Three months later, I saw her on her last night on Earth.  It was Christmastime, and we got tickets to see Scrooge at the Alliance Theatre.  Her mom was visiting, my mom was attending and we had a group of six including the boys. We agreed to meet there for the performance, then go to dinner together afterwards.  I remember that I saw a co-worker there, and our company CEO – his daughter was in the production.  I introduced them to the family during the intermission.

My mother noticed it first.  She picked up that Debbie wasn’t feeling well, and asked her during intermission.  Debbie responded that she wasn’t feeling that great but would make it through dinner.  Mom promptly cancelled dinner and told her to go home after the production and put her feet up to rest.  We followed each other to our cars afterwards to exchange gifts and hugged goodbye.  Little did I know that was the absolute last hug, kiss, laugh and sound that I would ever hear from my friend, my girl who I loved like a sister.

The boys were asleep and Patrick and I were watching TV in our room.  I remember “The Jeffersons” was on the screen.  We got a call around 10ish from Mrs.

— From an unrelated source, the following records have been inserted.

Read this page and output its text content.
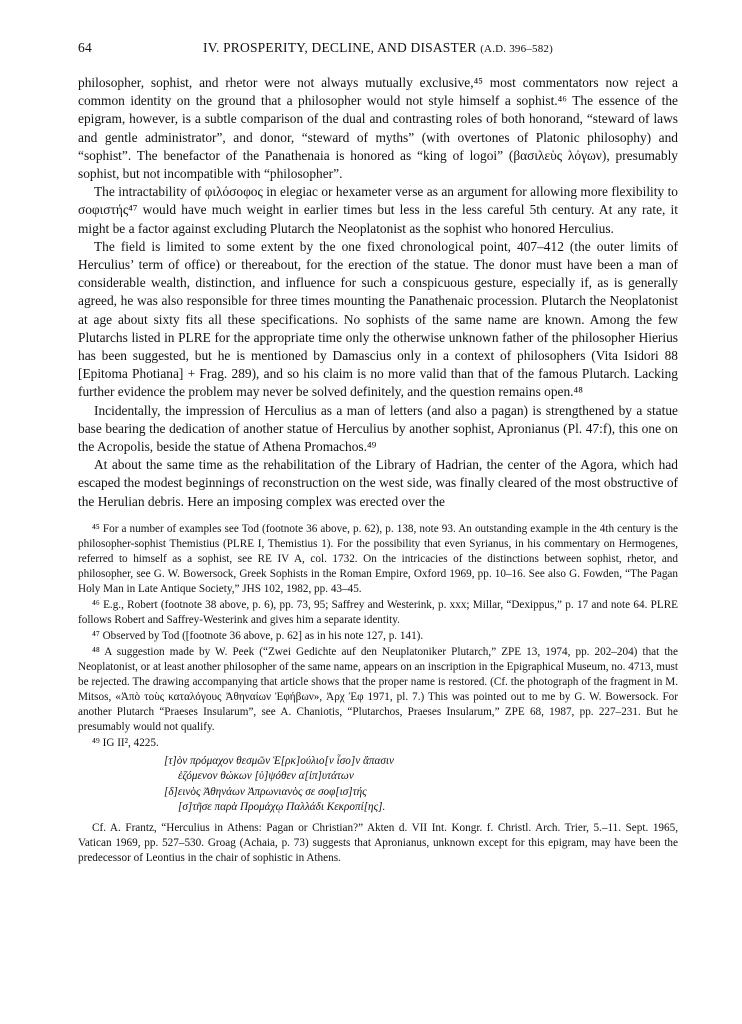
64	IV. PROSPERITY, DECLINE, AND DISASTER (A.D. 396–582)

philosopher, sophist, and rhetor were not always mutually exclusive,⁴⁵ most commentators now reject a common identity on the ground that a philosopher would not style himself a sophist.⁴⁶ The essence of the epigram, however, is a subtle comparison of the dual and contrasting roles of both honorand, “steward of laws and gentle administrator”, and donor, “steward of myths” (with overtones of Platonic philosophy) and “sophist”. The benefactor of the Panathenaia is honored as “king of logoi” (βασιλεὺς λόγων), presumably sophist, but not incompatible with “philosopher”.

The intractability of φιλόσοφος in elegiac or hexameter verse as an argument for allowing more flexibility to σοφιστής⁴⁷ would have much weight in earlier times but less in the less careful 5th century. At any rate, it might be a factor against excluding Plutarch the Neoplatonist as the sophist who honored Herculius.

The field is limited to some extent by the one fixed chronological point, 407–412 (the outer limits of Herculius’ term of office) or thereabout, for the erection of the statue. The donor must have been a man of considerable wealth, distinction, and influence for such a conspicuous gesture, especially if, as is generally agreed, he was also responsible for three times mounting the Panathenaic procession. Plutarch the Neoplatonist at age about sixty fits all these specifications. No sophists of the same name are known. Among the few Plutarchs listed in PLRE for the appropriate time only the otherwise unknown father of the philosopher Hierius has been suggested, but he is mentioned by Damascius only in a context of philosophers (Vita Isidori 88 [Epitoma Photiana] + Frag. 289), and so his claim is no more valid than that of the famous Plutarch. Lacking further evidence the problem may never be solved definitely, and the question remains open.⁴⁸

Incidentally, the impression of Herculius as a man of letters (and also a pagan) is strengthened by a statue base bearing the dedication of another statue of Herculius by another sophist, Apronianus (Pl. 47:f), this one on the Acropolis, beside the statue of Athena Promachos.⁴⁹

At about the same time as the rehabilitation of the Library of Hadrian, the center of the Agora, which had escaped the modest beginnings of reconstruction on the west side, was finally cleared of the most obstructive of the Herulian debris. Here an imposing complex was erected over the

⁴⁵ For a number of examples see Tod (footnote 36 above, p. 62), p. 138, note 93. An outstanding example in the 4th century is the philosopher-sophist Themistius (PLRE I, Themistius 1). For the possibility that even Syrianus, in his commentary on Hermogenes, referred to himself as a sophist, see RE IV A, col. 1732. On the intricacies of the distinctions between sophist, rhetor, and philosopher, see G. W. Bowersock, Greek Sophists in the Roman Empire, Oxford 1969, pp. 10–16. See also G. Fowden, “The Pagan Holy Man in Late Antique Society,” JHS 102, 1982, pp. 43–45.

⁴⁶ E.g., Robert (footnote 38 above, p. 6), pp. 73, 95; Saffrey and Westerink, p. xxx; Millar, “Dexippus,” p. 17 and note 64. PLRE follows Robert and Saffrey-Westerink and gives him a separate identity.

⁴⁷ Observed by Tod ([footnote 36 above, p. 62] as in his note 127, p. 141).

⁴⁸ A suggestion made by W. Peek (“Zwei Gedichte auf den Neuplatoniker Plutarch,” ZPE 13, 1974, pp. 202–204) that the Neoplatonist, or at least another philosopher of the same name, appears on an inscription in the Epigraphical Museum, no. 4713, must be rejected. The drawing accompanying that article shows that the proper name is restored. (Cf. the photograph of the fragment in M. Mitsos, «Ἀπὸ τοὺς καταλόγους Ἀθηναίων Ἐφήβων», Ἀρχ Ἐφ 1971, pl. 7.) This was pointed out to me by G. W. Bowersock. For another Plutarch “Praeses Insularum”, see A. Chaniotis, “Plutarchos, Praeses Insularum,” ZPE 68, 1987, pp. 227–231. But he presumably would not qualify.

⁴⁹ IG II², 4225.

[τ]ὸν πρόμαχον θεσμῶν Ἑ[ρκ]ούλιο[ν ἶσο]ν ἅπασιν
ἑζόμενον θώκων [ὑ]ψόθεν α[ἰπ]υτάτων
[δ]εινὸς Ἀθηνάων Ἀπρωνιανὸς σε σοφ[ισ]τής
[σ]τῆσε παρὰ Προμάχῳ Παλλάδι Κεκροπί[ης].

Cf. A. Frantz, “Herculius in Athens: Pagan or Christian?” Akten d. VII Int. Kongr. f. Christl. Arch. Trier, 5.–11. Sept. 1965, Vatican 1969, pp. 527–530. Groag (Achaia, p. 73) suggests that Apronianus, unknown except for this epigram, may have been the predecessor of Leontius in the chair of sophistic in Athens.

Williams, Debbie’s mom.  She said they were at the hospital, that Debbie had some type of episode (I don’t recall exactly how she explained it), and she had to call the ambulance.  Now she was calling from the waiting room at the hospital;she would call back as soon as she heard anything.  I knew immediately but held out hope that I was wrong.  I relayed the news, called my mother, and numbly watched more antics from George and Weezy.  Just after midnight, the phone range again.  I couldn’t answer it.  Patrick picked up the receiver and walked into the hallway.  I heard him give the greeting, pause, then say in a dejected voice, “Oh no” and I slumped over on the bed, tears already flowing.  My bestie was no longer here.

It’s been almost 9 years, and recounting the main highlights has taken me two hours because of the tears.  Debbie’s passing left a void in my life and a hole in my heart that has never been filled.  After as long while, I did connect with another who I consider to be another BFF, who is also like a sister to me.  She has her own wonderful, beautiful personality and I thank God for her all the time.  Yet, each person and each relationship is unique and there is no one like Debbie.  I miss her.  She was a light where ever she went to whomever she encountered.  May she continue to rest in love, peace, and power.  And as Debbie would say, “That’s the story, Mrs. Glory”.